On the same day, the day of your show, House Judiciary Committee member Rep. Robert Wexler (D-FL, 19th) was arguing in Congress for impeachment hearings for Cheney re. HR#799. (HR#799 has 25 co-sponsors, and Rep. Tammy Baldwin (D-WI), and Rep. Luis Gutierrez (D-IL), also on the Judiciary Committee, back Wexler’s call.) Wexler has over 203,130 signatures in a petition for hearings and presented them to the House. Yet Wexler’s courageous act was met with a wall of silence in the corporate media just as any serious attention to impeachment has been.

We made the decision soberly, with much thought, to break through that silence. As Martin Luther King, Jr. said: “A time comes when silence is betrayal.”

We were only 4 people in The Tonight Show audience, but we are part of a much larger group of hundreds of thousands, millions even, of deeply concerned Americans who have spent almost this entire decade trying to curb the criminality of the Bush Administration and to convince the Democratic Party to do their constitutional duty and stop it.

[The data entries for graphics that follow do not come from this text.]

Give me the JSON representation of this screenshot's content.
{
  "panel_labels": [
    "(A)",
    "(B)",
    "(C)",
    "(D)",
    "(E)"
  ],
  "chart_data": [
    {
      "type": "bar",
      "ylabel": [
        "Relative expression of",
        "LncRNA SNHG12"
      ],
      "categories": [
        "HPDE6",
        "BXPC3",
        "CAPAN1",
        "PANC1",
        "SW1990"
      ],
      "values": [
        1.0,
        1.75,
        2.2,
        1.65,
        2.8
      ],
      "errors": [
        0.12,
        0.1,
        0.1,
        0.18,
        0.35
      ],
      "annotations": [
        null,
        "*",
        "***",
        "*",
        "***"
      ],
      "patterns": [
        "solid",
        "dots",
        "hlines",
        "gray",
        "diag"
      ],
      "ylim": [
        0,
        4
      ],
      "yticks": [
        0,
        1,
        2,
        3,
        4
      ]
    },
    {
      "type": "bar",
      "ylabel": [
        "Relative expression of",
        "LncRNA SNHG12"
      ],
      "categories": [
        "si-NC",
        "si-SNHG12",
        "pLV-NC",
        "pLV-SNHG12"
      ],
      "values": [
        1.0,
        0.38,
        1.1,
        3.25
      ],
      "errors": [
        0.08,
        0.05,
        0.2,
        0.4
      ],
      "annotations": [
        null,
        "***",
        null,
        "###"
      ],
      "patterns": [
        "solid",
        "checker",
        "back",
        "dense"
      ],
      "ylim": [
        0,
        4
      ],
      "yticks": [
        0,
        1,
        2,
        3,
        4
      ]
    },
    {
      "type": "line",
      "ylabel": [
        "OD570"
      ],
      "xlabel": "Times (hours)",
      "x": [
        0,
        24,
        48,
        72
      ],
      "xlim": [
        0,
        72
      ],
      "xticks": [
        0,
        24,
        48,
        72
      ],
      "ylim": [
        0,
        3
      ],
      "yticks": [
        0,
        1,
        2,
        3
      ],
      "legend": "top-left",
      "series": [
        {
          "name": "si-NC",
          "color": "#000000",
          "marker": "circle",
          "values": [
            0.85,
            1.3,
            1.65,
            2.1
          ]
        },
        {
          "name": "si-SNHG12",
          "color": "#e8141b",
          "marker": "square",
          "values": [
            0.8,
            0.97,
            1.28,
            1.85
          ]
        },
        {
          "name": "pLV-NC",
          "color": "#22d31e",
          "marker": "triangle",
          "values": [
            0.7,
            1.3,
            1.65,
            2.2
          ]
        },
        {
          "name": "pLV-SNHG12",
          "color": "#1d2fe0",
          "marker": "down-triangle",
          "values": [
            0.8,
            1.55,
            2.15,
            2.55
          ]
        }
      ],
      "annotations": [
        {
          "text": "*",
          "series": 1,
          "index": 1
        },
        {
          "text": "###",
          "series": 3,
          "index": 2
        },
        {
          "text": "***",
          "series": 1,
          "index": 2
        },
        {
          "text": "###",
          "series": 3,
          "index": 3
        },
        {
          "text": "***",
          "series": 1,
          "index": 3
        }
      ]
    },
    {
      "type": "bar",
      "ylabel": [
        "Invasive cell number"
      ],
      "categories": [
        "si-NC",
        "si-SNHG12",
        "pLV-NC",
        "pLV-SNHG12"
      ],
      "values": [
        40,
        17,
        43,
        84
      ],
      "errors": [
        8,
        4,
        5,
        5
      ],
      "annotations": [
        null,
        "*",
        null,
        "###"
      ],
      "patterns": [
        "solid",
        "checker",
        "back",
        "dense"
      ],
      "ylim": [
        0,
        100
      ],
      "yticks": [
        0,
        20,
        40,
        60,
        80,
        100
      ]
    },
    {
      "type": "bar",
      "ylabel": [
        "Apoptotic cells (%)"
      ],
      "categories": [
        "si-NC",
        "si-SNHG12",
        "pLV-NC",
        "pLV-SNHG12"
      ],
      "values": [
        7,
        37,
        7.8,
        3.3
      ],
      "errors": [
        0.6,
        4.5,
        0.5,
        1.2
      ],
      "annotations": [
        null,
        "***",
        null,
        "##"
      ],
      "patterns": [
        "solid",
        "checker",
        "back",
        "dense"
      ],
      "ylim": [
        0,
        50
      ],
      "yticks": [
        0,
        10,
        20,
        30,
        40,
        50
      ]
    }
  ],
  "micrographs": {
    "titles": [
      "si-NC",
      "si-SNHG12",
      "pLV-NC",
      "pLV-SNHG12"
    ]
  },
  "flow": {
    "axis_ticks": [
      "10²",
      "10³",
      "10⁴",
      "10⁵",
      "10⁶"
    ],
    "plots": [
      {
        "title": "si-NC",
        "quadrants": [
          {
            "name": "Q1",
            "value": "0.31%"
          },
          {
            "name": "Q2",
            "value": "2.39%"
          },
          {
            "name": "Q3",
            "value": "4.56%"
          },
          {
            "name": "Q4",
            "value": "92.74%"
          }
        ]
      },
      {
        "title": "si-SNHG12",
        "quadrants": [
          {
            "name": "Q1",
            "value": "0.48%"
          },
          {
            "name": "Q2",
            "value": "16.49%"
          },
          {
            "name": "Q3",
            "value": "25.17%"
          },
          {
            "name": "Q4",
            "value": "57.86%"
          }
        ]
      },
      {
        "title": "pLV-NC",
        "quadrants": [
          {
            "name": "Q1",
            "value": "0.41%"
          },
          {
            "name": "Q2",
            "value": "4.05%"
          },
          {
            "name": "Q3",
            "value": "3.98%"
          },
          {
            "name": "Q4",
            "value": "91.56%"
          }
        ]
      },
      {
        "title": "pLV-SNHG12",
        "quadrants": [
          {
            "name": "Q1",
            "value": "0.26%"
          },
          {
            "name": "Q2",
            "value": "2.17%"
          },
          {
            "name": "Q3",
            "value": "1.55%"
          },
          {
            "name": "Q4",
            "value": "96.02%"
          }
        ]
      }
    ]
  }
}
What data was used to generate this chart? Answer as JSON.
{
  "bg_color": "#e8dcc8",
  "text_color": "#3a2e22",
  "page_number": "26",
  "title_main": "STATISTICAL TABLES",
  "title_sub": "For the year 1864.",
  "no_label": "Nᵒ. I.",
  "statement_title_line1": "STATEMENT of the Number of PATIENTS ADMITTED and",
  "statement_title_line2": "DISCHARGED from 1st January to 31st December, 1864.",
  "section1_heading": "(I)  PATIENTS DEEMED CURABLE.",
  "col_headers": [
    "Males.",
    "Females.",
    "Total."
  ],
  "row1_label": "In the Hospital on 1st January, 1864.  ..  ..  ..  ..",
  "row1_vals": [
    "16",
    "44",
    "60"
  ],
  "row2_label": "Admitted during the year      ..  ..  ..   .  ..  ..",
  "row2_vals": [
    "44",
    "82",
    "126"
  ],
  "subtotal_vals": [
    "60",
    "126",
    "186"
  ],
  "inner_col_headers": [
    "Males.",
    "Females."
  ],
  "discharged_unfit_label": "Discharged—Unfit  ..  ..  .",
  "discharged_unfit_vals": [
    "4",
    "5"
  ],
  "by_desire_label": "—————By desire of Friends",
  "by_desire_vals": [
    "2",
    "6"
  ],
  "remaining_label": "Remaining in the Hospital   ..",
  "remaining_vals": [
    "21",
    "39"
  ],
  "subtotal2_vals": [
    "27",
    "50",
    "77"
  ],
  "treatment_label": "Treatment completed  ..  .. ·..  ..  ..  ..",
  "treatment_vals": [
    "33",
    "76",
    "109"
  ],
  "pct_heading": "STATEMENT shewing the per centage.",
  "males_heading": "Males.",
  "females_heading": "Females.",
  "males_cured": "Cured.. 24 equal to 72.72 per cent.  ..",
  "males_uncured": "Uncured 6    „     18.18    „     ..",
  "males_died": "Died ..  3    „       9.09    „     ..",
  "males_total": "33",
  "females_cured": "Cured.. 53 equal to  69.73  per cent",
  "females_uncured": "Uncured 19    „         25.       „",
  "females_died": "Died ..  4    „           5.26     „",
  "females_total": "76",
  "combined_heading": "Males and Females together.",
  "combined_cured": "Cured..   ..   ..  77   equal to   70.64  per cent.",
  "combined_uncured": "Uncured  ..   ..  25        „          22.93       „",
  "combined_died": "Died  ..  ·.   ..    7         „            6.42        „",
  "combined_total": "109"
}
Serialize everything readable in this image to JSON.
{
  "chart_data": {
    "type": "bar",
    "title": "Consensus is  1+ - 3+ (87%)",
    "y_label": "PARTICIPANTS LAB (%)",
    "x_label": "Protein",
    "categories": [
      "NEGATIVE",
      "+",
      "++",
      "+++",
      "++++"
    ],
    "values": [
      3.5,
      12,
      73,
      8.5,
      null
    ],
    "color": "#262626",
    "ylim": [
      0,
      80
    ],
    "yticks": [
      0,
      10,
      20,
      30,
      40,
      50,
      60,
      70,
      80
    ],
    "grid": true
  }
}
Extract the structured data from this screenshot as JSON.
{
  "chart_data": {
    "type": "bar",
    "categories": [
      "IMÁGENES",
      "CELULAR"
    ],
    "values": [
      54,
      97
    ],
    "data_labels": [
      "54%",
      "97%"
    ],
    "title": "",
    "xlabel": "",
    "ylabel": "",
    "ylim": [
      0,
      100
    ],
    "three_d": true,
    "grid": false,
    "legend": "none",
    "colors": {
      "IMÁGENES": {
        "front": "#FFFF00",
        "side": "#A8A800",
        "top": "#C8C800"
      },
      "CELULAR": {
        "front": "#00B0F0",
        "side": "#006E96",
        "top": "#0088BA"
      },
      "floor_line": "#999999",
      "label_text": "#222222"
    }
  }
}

Throughout this time we have used tactics that society sanctions: meeting with our elected representatives, protesting in the streets, writing to Congress and the media, filing suits, working on electoral campaigns, making films, singing songs, and on and on. And look where it has gotten us. Nothing has changed. Not only are we still in Iraq; we may attack Iran.

When we asked you for help, to "save our democracy", we meant it. In this historic moment the last of our rights is being stripped from us. If we do not stand up now we will have nothing left to stand up for. Jay and Bill, you are in a position to do a lot of good. We ask you for your help. We also ask all Americans to help by acting NOW. We are all in this together.

The time that Martin Luther King Jr. spoke about, when silence is betrayal, is upon us. We feel that silence is a betrayal of the 3,900 American troops who have died in Iraq because of Bush and Cheney’s lies, the 1,400-4,000 people who did not survive Katrina because Bush failed in his duty to send federal resources, the 3,000 Americans who died on 9/11 despite the many warnings received by the Bush Administration, and untold others who have suffered and died in Iraq, Afghanistan, Guantanamo, Abu Ghraib, and elsewhere because of the unchecked criminality of the President and Vice-President. This criminality only continues because corporate-owned media allows it.

NBC’s censorship of Kucinich’s voice epitomizes the extreme peril our democracy faces, when even our bedrock democratic freedom to hear legitimate presidential candidates speak to voters is trumped by corporate power. We know that we disrupted the normal way The Tonight Show runs, but these are not normal times.

Sincerely,

Carol Barbieri
Jennifer Epps
Eva James
Mark Lipman


L.A. NATIONAL IMPEACHMENT CENTER www.bcimpeach.com

Jeff said...

Disruptor,

Thanks for visiting, and for leaving an official statement on my blog. If I could add something: you interrupted the Tonight Show because NBC and the corporate media won't allow differing or alternative viewpoints on their programs. We're not given a voice in the mainstream media. So people like you have no choice but to do things like you did at the Leno taping. It took a lot of courage to do what you did, and you're patriots in every sense of the word.